Frau Merkel, wenn man sie ruhig arbeiten lässt, kommt dagegen zu Ergebnissen. Das wissen wir seit der Tagung ihres Kabinetts in Meseberg. Welche Maßnahmen das „Klimaschutzprogramm“ der Bundesregierung im Einzelnen wirklich umfasst, ist bis heute im Unklaren gelassen worden. Klar ist nur, da0ß diese Maßnahmen teuer werden. Anfangs versuchte Umweltminister Gabriel noch mit getürkten Zahlen den Bürgern das Programm als rentierliches Schnäppchen zu präsentieren. In den Zeitungen wurden Rechenbeispiele veröffentlicht, aus denen hervorging, dass sich die von der Regierung geforderte Heizungssanierung schon nach zwanzig Jahren Gewinn bringen würde. Nur weiß jeder Hausbesitzer, dass er nach zwanzig Jahren über einen Austausch seines Heizkessels nachdenken muß.

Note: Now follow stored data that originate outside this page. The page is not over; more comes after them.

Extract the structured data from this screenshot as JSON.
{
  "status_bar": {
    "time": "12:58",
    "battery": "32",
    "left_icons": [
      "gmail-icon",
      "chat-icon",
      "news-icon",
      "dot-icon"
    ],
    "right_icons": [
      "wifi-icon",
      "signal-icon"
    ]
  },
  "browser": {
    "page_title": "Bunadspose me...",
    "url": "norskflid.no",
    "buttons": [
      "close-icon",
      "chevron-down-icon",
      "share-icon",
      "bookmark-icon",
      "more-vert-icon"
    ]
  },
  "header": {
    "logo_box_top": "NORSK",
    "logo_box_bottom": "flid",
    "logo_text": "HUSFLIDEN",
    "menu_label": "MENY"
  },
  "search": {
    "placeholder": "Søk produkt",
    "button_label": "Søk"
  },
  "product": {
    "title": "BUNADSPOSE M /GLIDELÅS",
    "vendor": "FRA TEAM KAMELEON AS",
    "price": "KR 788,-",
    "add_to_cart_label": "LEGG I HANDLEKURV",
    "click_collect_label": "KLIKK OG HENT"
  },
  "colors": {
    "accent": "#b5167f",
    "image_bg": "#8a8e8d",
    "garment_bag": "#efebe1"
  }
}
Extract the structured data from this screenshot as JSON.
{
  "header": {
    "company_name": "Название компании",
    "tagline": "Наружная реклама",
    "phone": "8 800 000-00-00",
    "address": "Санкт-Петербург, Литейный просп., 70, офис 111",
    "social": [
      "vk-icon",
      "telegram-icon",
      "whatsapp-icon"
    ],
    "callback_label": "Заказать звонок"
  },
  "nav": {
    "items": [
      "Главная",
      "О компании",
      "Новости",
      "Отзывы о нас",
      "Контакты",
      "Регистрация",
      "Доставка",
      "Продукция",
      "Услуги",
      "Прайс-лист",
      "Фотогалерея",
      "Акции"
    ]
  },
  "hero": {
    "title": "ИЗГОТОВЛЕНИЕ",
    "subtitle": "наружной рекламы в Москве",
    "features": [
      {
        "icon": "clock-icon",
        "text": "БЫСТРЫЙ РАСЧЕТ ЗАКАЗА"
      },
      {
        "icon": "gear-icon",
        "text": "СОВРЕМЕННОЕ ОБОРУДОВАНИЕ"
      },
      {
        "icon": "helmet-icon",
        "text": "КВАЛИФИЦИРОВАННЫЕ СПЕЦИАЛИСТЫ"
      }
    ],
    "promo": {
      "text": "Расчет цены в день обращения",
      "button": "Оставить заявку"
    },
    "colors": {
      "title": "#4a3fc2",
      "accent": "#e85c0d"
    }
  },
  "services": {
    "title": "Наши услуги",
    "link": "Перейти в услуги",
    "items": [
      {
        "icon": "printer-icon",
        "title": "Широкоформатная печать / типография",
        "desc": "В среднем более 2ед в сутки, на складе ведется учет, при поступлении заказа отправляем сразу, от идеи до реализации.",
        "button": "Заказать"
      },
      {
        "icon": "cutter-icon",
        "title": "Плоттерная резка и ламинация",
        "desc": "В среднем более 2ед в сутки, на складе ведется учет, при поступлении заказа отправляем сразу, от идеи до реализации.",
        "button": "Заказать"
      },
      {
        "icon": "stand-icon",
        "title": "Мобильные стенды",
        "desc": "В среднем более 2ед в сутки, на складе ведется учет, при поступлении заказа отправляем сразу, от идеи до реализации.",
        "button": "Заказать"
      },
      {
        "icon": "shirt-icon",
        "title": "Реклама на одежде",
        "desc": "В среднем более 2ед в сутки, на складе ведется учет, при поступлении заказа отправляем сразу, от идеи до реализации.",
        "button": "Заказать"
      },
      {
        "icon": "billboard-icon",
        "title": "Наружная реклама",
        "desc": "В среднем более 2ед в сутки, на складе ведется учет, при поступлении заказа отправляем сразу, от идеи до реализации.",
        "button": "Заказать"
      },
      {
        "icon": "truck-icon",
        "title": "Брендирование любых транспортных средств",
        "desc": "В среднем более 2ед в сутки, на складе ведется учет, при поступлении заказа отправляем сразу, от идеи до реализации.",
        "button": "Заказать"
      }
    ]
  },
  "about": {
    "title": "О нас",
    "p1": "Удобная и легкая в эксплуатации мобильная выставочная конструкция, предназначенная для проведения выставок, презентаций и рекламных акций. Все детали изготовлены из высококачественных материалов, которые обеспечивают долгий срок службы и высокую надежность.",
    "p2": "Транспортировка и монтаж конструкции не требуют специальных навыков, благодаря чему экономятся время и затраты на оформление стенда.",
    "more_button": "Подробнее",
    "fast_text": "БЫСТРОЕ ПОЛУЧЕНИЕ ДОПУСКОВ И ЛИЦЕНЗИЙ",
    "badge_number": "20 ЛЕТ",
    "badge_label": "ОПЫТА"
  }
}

Inzwischen werden die Spitzen der Kostenlawine allmählich sichtbar. Auf alle Hausbesitzer kommen Ausgaben in Höhe von mehreren zig-tausend Euro zu. Unter anderem für Filter, zur Verminderung der Emissionen beim Verbrennen von Holz, der bisher preiswerten Alternative zum durch die Politik verursachten überteuerten Gas. Diese Filter gibt es auf dem Markt noch nicht, sind aber bereits gesetzlich vorgeschrieben. Bescheuert ist für diese Situation kein Ausdruck mehr.

Übertroffen wird diese Don-Quichoterie nur noch durch den naiven Glauben, Deutschland könnte sich mit solchen Beschlüssen an die Spitze der weltweiten Klimarettungsbewegung setzen. Die Klimakonfrenz in Bali war ein so peinliches Desaster, dass man kaum noch ein Wort darüber verlieren mag. Aber noch bescheuerter als eine Klimakonferenz, auf der sich an die 20 000 weit gereiste Klimaretter tummeln, ist die Weigerung unserer Politiker den Fehlschlag einzugestehen und statt dessen eine Fußnote, die in ein belangloses Dokument eingefügt wurde, als Erfolg zu verkaufen.
Was mögliche Beschlüsse von Bali für die Weltwirtschaft bedeutet hätten, davon bekam die deutsche Autoindustrie jetzt einen Vorgeschmack in Form der EU-Auflagen zur Emissionsreduktion bei Neuautos. Jedes Auto wird dadurch cirka 1300 Euro teurer. Der deutsche Automarkt ist bereits angeschlagen. Ein paar politische Beschlüsse weiter wird dieser Motor unserer Wirtschaft ins Stocken geraten. Aber die Bevölkerung wird ja bereits darauf vorbereitet, dass sie Opfer zu bringen habe, für ein gutes Klima.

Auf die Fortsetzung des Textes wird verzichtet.